Mi primer encuentro con los Hongos Mágicos
Experiencia directa con esta Medicina Trascendental
Cuando era estudiante de Filosofía en la Universidad de Salamanca, en España, una compañera me preguntó si me gustaban las setas. Yo le respondí que claro que sí. Especialmente salteadas con mucho ajo y almendras troceadas. Ella se rió y me mostró a lo que ella se refería. Era una bolsita pequeña con unos 8 honguitos secos. No recuerdo el nombre de esta compañera pero recuerdo que tenía unos ojos verde esmeralda y una mirada intensa. Ese día no sentí el impulso de proceder a comprarlos pero sí se quebró la distancia que me separaba con la posibilidad de tomarlos.
Algunas semanas pasaron y otra amiga, no de Filosofía, sino de Medicina, me sugirió la idea de irnos a la peña de Francia, a un pueblito como a 1 hora de la ciudad y llevar con nosotros honguitos mágicos. Le dije qué sí en el acto. El pueblito se llama Hervás y es un pueblo judío muy muy antiguo, con casas de arquitectura antigua, entradas pequeñas, callejas angostas, con pocos turistas y muchos ancianos.

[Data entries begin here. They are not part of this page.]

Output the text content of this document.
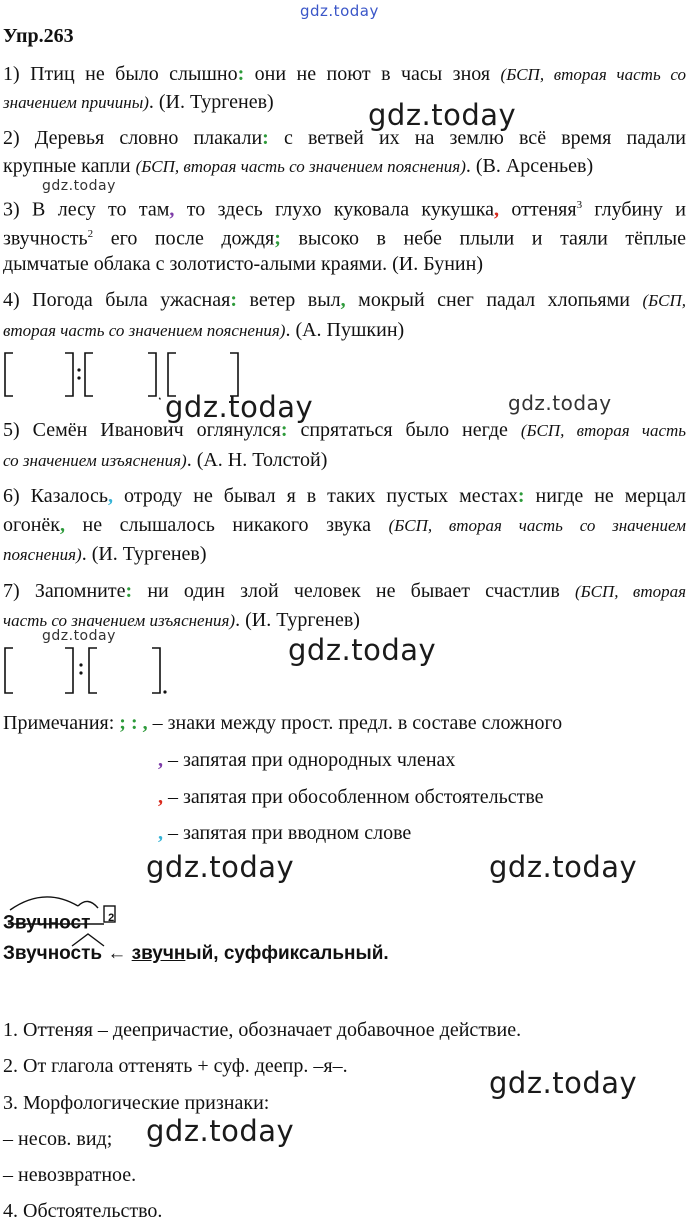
gdz.today
Упр.263
1) Птиц не было слышно: они не поют в часы зноя (БСП, вторая часть со
значением причины). (И. Тургенев)	gdz.today
2) Деревья словно плакали: с ветвей их на землю всё время падали
крупные капли (БСП, вторая часть со значением пояснения). (В. Арсеньев)
gdz.today
3) В лесу то там, то здесь глухо куковала кукушка, оттеняя$^3$ глубину и
звучность$^2$ его после дождя; высоко в небе плыли и таяли тёплые
дымчатые облака с золотисто-алыми краями. (И. Бунин)
4) Погода была ужасная: ветер выл, мокрый снег падал хлопьями (БСП,
вторая часть со значением пояснения). (А. Пушкин)
, gdz.today	gdz.today
5) Семён Иванович оглянулся: спрятаться было негде (БСП, вторая часть
со значением изъяснения). (А. Н. Толстой)
6) Казалось, отроду не бывал я в таких пустых местах: нигде не мерцал
огонёк, не слышалось никакого звука (БСП, вторая часть со значением
пояснения). (И. Тургенев)
7) Запомните: ни один злой человек не бывает счастлив (БСП, вторая
часть со значением изъяснения). (И. Тургенев)
gdz.today	gdz.today
Примечания: ; : , – знаки между прост. предл. в составе сложного
, – запятая при однородных членах
, – запятая при обособленном обстоятельстве
, – запятая при вводном слове
gdz.today	gdz.today
Звучност $^2$
Звучность ← звучный, суффиксальный.
1. Оттеняя – деепричастие, обозначает добавочное действие.
2. От глагола оттенять + суф. деепр. –я–.
3. Морфологические признаки:
– несов. вид;
– невозвратное.
4. Обстоятельство.
gdz.today
gdz.today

No recuerdo con exactitud nuestra llegada, sólo algunas imágenes/ sensaciones de salir del autobús, de caminar hasta un camping, de montar una tienda de campaña, todo eso como que entre flashes y deducciones se reconstruye el recuerdo. Lo que sí recuerdo con total claridad fue la tranquilidad con la que al momento de irnos a nuestra caminata fúngica, habitaba en mí una total calma. Una certeza enorme de que todo estaba en el preciso lugar, tiempo y forma. Fuimos comiendo los hongos de a poco a medida que caminábamos por la peña de Francia. En el momento que entró la medicina en su primera ola fue cuando encontramos una flor recién caída de un árbol; era tan hermosa, tan radiante, en ese momento parecía lo más bello que hubiera visto. Después de contemplarla por un tiempo, cuando me levanté, miré a mi alrededor y esa misma belleza habitaba en todo. Cada hoja de cada árbol, cada textura, la sensación del viento, los sonidos del bosque y algún riachuelo que pasaba por ahí, el canto de los pájaros, la luz del sol pasando entre el follaje. Todo mi alrededor era una experiencia trascendental total, desbordante de vida y belleza.
Adentro mío el sosiego ya había pasado a un nivel de motivación/ amor de estar vivo. Simplemente respirar era un gozo tremendo. Cuando conecté con esa fuerza interna algo muy instintivo se encendió y sentí que tenía la fuerza de una venado para subir el cerro sin dificultad. Y en un momento que mi amiga tuvo que hacer del baño y me pidió me alejara un poco, la fuerza me llevo fuera del camino, de piedra en piedra, de árbol a árbol casi hasta la cima del cerro. Me detuve a observar la lejanía. El cielo. Los otros cerros. Cada cosa que mis ojos tocaran era profundamente conmovedora. Luego miré cuán abajo estaba mi amiga. La esperé un rato recostado contra un árbol hasta que me alcanzó. allí nos quedamos en silencio. Fuimos parte del cerro como una hoja caída más o una piedra, o la humedad del aire, o una lombriz o un liquen en una corteza. Fuimos uno integralmente con nosotros mismos y la Tierra. La sensación era algo como paz, pero llevado a un nivel de cohesión interna en la que la quietud en la que estábamos completaba y expandía aún más esa sensación de paz.
Después de un largo rato emprendimos el descenso y continuamos por algún sendero alterno. La ola había bajado ya. Pasó una familia llevando dos caballos y nos saludaron. Más adelante justo antes de una curva, mi amiga se cruzó con un sapo. Se quedó mirándolo un momento y unos pasos más adelante me dijo: Oye, si atrapamos al sapo y lo chupamos? A ver si nos pone? Yo la miré, algo decepcionado ya que creía que la intensidad del encuentro con los hongos había sido igual para ella y que no había ninguna necesidad de chupar sapos. Le dije: Yo estoy bien. Me miró como escanéandome un instante y se dió la vuelta a perseguir al sapo.